Yesterday was the big election day for Pune. Throughout this entire month different areas of India have been voting for the new prime minister. Thursday was Pune’s day. When Dada was taking me to the clinic we saw many small voting tables set up on the sides of the road. Mrs. Dabak explained at breakfast that most of India is ready for a major change with this new PM. They will find out the results of the polling sometime in May.
In other news, I switched over to one of the pediatric clinics in downtown Pune yesterday. The minute I walked into the building I felt at home… there were paintings of jungle animals and pictures of “off label” Disney characters hanging on the walls 🙂 The pediatrician rushed in a little while after I got there and came immediately up to me, shook my hand, and said “Hallo! My name is Dr. Godoble. It is good to have you here. What is your name?” I was comforted by his friendliness and hi easily understandable English. He had so much energy and was a pleasure to be around. He would talk with his patients in Marathi half of the time and in English for the other half, so I was able to understand a little more about what was going on.
At about 12:30 we took the daily chai break, which I am seriously considering implementing when I get back to the States! Dr. Godoble saw about 40 patients in the morning before stopping for a lunch break around 2:30. I sat and ate my chapati and veggie concoction with the doctor and his wife while discuss some questions I had about practicing pediatrics in India. Here are a few questions I asked him and the answers he gave me:
What are some of the most common diseases or conditions kids come in to see you for?
-Infectious diseases, especially diarrhea (E. Coli) and upper respiratory tract infections.
Do most children receive the complete recommended course of vaccines?
-In the city where there is better access to medical care, most children receive all of their vaccinations. Some families choose only to have the ones that are covered by the government, but not many people refuse them completely.
Is there access to quality medical care in rural areas?
-No. There are government funded hospitals, but the quality of care in these facilities are not the same as in private hospitals. Because there is poor compensation for physicians in rural areas, many people do not practice there. There is even a shortage of physicians within the city, so less and less people are choosing to work in the rural areas.

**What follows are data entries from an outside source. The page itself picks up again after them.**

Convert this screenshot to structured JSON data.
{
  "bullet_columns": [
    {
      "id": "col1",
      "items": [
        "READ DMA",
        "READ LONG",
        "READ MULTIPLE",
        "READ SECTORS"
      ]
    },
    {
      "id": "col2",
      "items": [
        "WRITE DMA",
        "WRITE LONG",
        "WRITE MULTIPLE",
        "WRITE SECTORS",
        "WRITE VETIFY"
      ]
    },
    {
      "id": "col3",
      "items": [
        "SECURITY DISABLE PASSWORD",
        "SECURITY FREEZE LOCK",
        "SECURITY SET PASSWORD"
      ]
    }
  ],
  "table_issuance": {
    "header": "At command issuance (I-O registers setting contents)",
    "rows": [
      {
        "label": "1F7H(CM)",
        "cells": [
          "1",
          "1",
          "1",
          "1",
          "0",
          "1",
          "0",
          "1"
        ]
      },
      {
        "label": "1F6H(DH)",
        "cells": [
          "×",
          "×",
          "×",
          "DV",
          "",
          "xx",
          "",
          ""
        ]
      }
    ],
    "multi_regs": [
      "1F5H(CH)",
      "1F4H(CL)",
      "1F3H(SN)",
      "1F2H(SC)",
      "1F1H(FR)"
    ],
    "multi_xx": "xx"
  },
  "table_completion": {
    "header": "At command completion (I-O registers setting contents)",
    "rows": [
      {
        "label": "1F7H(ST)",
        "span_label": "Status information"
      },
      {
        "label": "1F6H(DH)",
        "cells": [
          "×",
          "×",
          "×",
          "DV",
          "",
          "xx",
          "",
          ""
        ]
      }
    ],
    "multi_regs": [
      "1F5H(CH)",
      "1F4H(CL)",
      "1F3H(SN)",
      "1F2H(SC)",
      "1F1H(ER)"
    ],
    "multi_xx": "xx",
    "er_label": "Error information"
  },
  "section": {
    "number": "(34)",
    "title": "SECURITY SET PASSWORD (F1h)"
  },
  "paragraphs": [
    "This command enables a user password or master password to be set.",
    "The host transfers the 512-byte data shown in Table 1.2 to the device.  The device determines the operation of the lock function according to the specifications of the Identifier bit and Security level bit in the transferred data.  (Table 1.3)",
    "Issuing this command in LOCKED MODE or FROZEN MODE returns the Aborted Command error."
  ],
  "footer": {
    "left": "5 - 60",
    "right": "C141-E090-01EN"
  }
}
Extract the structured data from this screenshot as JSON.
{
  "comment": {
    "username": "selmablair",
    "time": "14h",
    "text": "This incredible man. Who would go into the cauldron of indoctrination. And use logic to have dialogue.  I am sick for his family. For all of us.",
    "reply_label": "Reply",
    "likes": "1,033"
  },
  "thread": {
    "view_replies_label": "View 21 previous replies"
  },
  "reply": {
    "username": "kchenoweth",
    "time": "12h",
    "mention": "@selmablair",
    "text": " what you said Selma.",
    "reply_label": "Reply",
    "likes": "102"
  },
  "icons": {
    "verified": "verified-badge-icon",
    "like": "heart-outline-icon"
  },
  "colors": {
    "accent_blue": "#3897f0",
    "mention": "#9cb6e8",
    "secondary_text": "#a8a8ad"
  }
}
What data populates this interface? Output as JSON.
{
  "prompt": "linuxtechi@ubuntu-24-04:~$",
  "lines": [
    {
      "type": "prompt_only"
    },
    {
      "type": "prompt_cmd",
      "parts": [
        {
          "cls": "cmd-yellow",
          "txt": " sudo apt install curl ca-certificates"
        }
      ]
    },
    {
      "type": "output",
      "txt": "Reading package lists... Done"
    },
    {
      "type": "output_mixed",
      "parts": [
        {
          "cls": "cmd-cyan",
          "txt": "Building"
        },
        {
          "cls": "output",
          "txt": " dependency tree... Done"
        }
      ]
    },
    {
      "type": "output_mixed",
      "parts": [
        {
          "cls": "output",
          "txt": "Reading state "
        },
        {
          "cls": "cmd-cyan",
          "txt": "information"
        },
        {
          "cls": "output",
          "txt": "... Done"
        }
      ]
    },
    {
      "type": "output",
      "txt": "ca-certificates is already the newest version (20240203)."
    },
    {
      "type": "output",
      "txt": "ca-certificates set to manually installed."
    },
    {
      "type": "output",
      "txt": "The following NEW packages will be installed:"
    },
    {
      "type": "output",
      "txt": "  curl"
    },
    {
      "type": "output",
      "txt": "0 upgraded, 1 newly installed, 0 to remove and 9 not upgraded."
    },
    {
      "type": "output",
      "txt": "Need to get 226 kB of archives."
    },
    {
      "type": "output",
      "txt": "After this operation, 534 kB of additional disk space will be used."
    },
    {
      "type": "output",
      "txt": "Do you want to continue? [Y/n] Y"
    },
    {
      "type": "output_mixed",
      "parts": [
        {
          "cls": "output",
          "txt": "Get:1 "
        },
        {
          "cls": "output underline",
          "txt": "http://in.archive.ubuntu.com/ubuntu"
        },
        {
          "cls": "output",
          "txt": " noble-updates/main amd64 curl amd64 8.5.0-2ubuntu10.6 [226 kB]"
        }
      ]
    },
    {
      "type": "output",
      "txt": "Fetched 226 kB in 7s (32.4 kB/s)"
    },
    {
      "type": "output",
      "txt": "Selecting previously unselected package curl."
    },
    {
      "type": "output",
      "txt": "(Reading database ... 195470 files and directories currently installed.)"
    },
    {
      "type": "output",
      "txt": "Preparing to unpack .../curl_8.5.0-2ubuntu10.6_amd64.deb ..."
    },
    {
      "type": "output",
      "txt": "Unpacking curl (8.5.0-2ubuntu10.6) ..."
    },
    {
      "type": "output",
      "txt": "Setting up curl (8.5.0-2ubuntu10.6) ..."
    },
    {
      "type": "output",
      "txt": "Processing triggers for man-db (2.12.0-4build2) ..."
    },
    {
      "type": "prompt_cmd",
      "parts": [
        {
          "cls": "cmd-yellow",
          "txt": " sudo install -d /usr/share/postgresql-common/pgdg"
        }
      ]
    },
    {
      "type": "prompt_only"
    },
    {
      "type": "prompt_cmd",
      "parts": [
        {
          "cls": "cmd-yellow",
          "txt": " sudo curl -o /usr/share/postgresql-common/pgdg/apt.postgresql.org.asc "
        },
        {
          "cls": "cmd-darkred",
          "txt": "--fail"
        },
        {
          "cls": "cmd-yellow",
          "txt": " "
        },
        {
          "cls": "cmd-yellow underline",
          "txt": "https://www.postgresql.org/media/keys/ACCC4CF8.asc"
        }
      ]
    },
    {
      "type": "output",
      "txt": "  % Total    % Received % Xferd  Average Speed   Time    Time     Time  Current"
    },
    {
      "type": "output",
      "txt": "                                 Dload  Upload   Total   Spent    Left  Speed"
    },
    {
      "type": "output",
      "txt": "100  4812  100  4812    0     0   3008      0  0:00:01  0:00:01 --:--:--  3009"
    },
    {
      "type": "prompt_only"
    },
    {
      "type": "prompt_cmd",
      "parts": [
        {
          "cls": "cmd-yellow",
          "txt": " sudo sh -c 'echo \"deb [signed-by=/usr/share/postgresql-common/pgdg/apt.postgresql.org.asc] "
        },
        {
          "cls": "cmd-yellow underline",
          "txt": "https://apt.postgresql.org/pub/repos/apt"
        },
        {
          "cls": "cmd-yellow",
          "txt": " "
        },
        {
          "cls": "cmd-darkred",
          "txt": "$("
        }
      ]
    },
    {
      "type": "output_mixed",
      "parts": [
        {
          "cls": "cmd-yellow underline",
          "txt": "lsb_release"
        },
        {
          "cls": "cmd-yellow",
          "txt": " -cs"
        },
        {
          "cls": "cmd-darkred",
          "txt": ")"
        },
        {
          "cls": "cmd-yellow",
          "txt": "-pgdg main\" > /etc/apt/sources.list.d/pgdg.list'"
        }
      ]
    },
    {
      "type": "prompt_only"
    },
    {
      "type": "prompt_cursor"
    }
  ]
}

Not only was this lunch discussion interesting and beneficial, but I also had a great time seeing all of the kiddos throughout the day. The physician counseled his patients on proper dietary habits, which I loved hearing. The theme was familiar…more fruits, veggies, and exercise.
The most memorable patient was a little 3 month old boy whom we saw immediately after our chai break. When I walked into the small exam room there were already about 8 people packed in there. I was making my way around a few family members to stand closer to the physician so that I could hear and see better when all of the sudden I felt something cold and wet hit my arm and leg. I looked up and saw a steady stream of pee coming from the diaperless child held by his mother. By the time I realized what had just happened I was successfully christened by this little one and had to exit the crowd to wash off. When the family left after the exam the baby’s mom looked over to apologize, but I tried to motion for her not to worry… When a kid’s gotta go, he’s gotta go 😉
Hopefully I’ll have some more fun stories for you all tomorrow. Miss you all!!